1964 : Jun Nakayama, d'origine japonaise, est un vieil homme modeste et discret, qui vit dans une zone pavillonnaire à l'ouest d'Hollywood, et dont les voisins sont loin de soupçonner le passé de star du cinéma muet. En effet, cela fait 40 ans que Jun a tourné son dernier film, et la question qui habite ce roman est de savoir pourquoi ? Pourquoi Jun a-t-il renoncé à une carrière glorieuse pour vivre le reste de sa vie dans l'anonymat ? L'arrêt de sa carrière, en 1922, est-elle due à la lassitude du public, à la montée du racisme, à la fin du cinéma muet ? Ou est-elle liée au meurtre jamais élucidé du grand réalisateur Ashley Benett Tyler ?

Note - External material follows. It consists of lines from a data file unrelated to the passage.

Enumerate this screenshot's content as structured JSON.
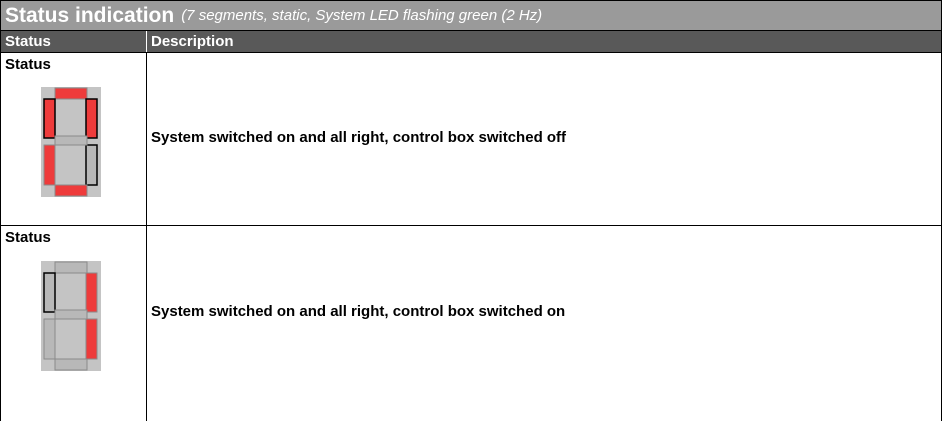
{
  "title": {
    "main": "Status indication",
    "subtitle": "(7 segments, static, System LED flashing green (2 Hz)"
  },
  "columns": {
    "status": "Status",
    "description": "Description"
  },
  "rows": [
    {
      "status_label": "Status",
      "description": "System switched on and all right, control box switched off",
      "segments_lit": [
        "a",
        "b",
        "d",
        "e",
        "f"
      ],
      "segments_outlined": [
        "b",
        "c",
        "f"
      ]
    },
    {
      "status_label": "Status",
      "description": "System switched on and all right, control box switched on",
      "segments_lit": [
        "b",
        "c"
      ],
      "segments_outlined": [
        "f"
      ]
    }
  ],
  "colors": {
    "segment_on": "#ee3b3b",
    "segment_off": "#b8b8b8",
    "display_bg": "#c4c4c4"
  }
}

L'un des plaisirs offert par ce roman réside dans le dévoilement progressif de la personnalité du personnage principal, Jun Nakayama. Sous son apparence de vieux monsieur sans histoire et courtois, on découvre petit à petit un homme complexe à l'histoire personnelle riche et mouvementée. Par bribes, Jun se raconte (son arrivée aux Etats-Unis, ses débuts d'acteur, son ascension fulgurante, les femmes de sa vie, les fêtes hollywoodiennes, l'arrêt brutal de sa carrière), la narration faisant d'incessants allers-retours entre présent (1964) et passé (années 1910-1920). Et finalement, on découvre un homme assez orgueilleux (et pas toujours très sympathique), un peu veule, émotionnellement déficient, mais attachant malgré tout.

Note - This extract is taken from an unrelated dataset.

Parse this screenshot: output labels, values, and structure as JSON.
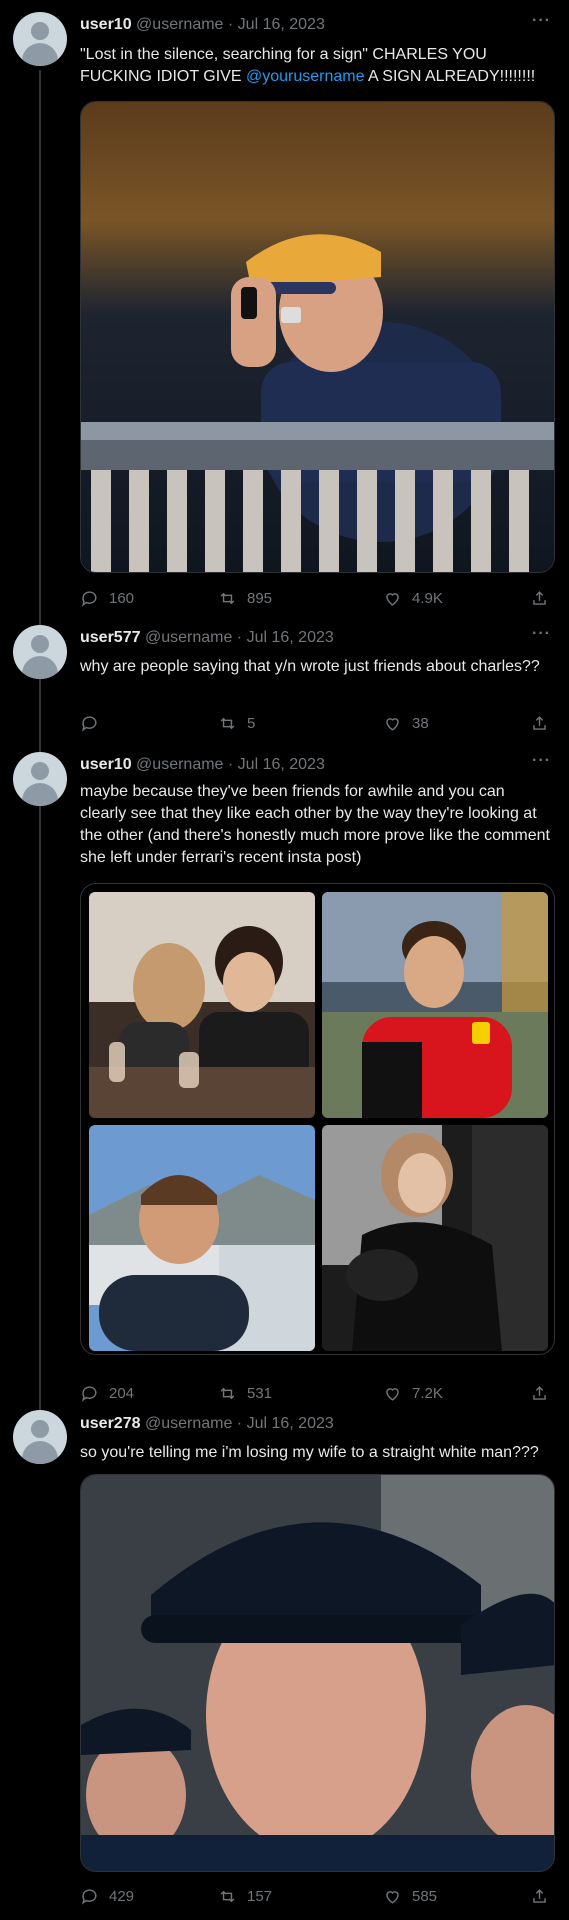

J'ai aussi apprécié le rythme lent de la narration et sa nostalgie latente, et toutes ces informations que l'on recueille tout au long de la lecture sur l'histoire du cinéma, du muet au parlant, les débuts d'Hollywood et du "star system", et le contexte historique du début des années 1920 (l'après Première Guerre mondiale, la question raciale avec la montée de la peur du "Péril jaune"...).
Si loin de vous aborde de nombreux thèmes : la célébrité et l'ambition, comment le succès peut pervertir, comment "le rêve hollywoodien" peut devenir cauchemar, comment un individu lambda peut participer d'un racisme "ordinaire"... C'est aussi une belle méditation sur le passage des ans et les occasions manquées. Et c'est surtout un bel hommage au cinéma muet, évoqué avec finesse et tendresse.
Bref, un moment de lecture tout à fait charmant.